C’est fou ce qu’on se fait parfois des idées fausses sur ce qui se passe sous nos pieds. Prenons les séismes, par exemple. Beaucoup d’entre nous ont quelques vagues notions de la tectonique. A peu de choses près, on imagine de grandes plaques rigides qui se déplacent et s’entrechoquent pour créer des séismes. Mais le sous-sol est finalement bien plus plastique qu’on pourrait le croire. Un vrai chamallow qu’un peu d’eau peut déformer.
Vendredi, le New York Times a consacré un long papier depuis la Chine à la recherche des causes du terrible tremblement de terre du 12 mai dernier qui a tué plus de 80 000 personnes en Chine. Un séisme particulièrement odieux tant le nombre de gosses écrasés sous les décombres de leurs écoles mal construites est élevé (plus de dix mille). Le NYT rebondit sur un papier publié mi-janvier dans la revue Science qui évoque la possibilité d’un rôle humain dans le déclenchement du séisme (1).

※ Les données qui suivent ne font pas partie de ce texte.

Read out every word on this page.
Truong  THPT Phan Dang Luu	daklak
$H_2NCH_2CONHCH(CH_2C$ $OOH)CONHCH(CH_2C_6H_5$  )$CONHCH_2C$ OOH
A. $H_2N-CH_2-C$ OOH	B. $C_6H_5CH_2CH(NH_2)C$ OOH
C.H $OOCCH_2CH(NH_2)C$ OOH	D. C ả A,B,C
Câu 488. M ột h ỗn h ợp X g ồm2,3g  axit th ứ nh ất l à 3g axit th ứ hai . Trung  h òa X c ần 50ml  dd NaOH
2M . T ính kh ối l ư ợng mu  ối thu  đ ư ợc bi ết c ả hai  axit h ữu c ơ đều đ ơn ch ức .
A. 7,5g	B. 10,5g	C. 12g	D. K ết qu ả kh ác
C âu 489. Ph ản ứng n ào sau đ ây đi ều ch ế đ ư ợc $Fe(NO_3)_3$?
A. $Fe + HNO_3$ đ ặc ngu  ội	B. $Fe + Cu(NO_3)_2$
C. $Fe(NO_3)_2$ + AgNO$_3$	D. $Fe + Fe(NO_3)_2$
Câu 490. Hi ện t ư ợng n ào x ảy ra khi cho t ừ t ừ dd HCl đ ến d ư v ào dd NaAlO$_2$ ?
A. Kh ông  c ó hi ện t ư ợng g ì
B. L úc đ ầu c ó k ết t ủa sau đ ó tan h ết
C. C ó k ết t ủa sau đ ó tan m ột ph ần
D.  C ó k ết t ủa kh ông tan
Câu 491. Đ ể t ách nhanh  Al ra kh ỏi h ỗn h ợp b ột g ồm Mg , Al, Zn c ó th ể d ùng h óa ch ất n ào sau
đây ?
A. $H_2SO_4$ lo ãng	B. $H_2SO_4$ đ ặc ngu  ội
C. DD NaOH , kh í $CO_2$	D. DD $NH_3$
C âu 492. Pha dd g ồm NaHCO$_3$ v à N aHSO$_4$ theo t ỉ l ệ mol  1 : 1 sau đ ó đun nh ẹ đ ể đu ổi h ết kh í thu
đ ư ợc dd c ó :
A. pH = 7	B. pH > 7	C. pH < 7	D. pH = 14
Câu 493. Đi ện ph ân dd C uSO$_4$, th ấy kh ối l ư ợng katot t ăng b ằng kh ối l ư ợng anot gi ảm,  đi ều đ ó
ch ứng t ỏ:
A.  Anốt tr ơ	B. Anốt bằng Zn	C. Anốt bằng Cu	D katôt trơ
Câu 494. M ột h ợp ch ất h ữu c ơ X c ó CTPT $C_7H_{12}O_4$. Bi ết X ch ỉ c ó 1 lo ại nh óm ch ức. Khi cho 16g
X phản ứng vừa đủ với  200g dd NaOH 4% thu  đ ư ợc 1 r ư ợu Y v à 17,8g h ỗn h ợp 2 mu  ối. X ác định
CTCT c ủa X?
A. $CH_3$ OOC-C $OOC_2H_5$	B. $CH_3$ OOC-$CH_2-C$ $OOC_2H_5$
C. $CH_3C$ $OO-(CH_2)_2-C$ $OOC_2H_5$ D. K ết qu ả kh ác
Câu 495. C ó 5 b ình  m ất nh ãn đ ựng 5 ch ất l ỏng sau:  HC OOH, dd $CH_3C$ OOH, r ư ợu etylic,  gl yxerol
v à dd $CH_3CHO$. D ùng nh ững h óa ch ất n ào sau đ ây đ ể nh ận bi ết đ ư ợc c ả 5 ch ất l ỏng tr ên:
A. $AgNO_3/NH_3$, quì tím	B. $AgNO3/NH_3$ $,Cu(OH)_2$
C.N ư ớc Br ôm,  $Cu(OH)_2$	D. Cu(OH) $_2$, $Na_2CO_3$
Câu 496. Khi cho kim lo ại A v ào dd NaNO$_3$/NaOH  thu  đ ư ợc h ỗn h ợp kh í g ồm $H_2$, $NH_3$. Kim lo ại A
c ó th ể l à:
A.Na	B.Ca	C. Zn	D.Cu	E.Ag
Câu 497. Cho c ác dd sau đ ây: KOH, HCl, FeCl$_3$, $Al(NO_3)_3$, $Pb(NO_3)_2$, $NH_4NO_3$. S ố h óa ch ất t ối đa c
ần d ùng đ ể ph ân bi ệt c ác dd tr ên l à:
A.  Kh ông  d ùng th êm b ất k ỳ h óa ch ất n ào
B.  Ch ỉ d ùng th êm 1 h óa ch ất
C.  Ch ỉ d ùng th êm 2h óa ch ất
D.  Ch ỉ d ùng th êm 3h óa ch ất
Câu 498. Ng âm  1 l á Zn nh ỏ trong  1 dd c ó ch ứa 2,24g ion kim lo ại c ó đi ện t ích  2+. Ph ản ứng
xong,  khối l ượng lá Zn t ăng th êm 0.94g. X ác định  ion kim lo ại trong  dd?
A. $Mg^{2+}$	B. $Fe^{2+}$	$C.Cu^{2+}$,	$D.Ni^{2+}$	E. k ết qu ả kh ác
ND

Plusieurs sismologues américains et chinois s’interrogent sur le rôle qu’a pu jouer le barrage de Zipingpu, un réservoir de 320 millions de mètres cubes, situé à seulement… cinq cent mètres d’une faille sismique majeure. Et si le poids de l’eau avait tout à coup déclenché la secousse de magnitude 7,9 qui a rompu trois cent kilomètres de faille? Ce ne serait pas la première fois que cela se produit, rappelait Science, puisqu’il a été prouvé que des réservoirs de barrages ont provoqué des dizaines de séismes dans le monde, le plus souvent de magnitude comprise entre 3 et 6.
Le réservoir de Zipingpu a été mis en eau en décembre 2004, et s’est rempli en deux ans pour atteindre la cote 120 mètres. Pour Christian Klose (Columbia University), ces centaines de millions de tonnes ont exercé une forte contrainte dans le sous-sol et modifié les données sismologiques de la faille. Selon ses calculs, la masse d’eau produisait sur elle les mêmes pressions que 25 années d’activité tectonique.
Paradoxalement, ce n’est pas la montée des eaux dans le barrage qui pourrait expliquer le séisme. Mais au contraire l’allégement des contraintes provoqué par la baisse rapide du niveau des eaux une semaine avant la catastrophe. Il faut finalement peu de chose pour perturber l’équilibre instable des failles. La thèse de Klose est appuyée par les travaux d’un autre sismologue, chinois cette fois, Lei Xinglin, qui a publié en janvier, avec des collègues, une analyse des cause possibles du séisme dans une revue scientifique chinoise. Sans porter de conclusion, Xinglin estime que le barrage a effectivement pu jouer le rôle de détonateur d’un séisme qui, de toutes les façons, se serait produit à cet endroit (2). Ironie de l’histoire, le barrage lui-même a été endommagé, au point d’être mis à l’arrêt, mais n’a pas été totalement détruit.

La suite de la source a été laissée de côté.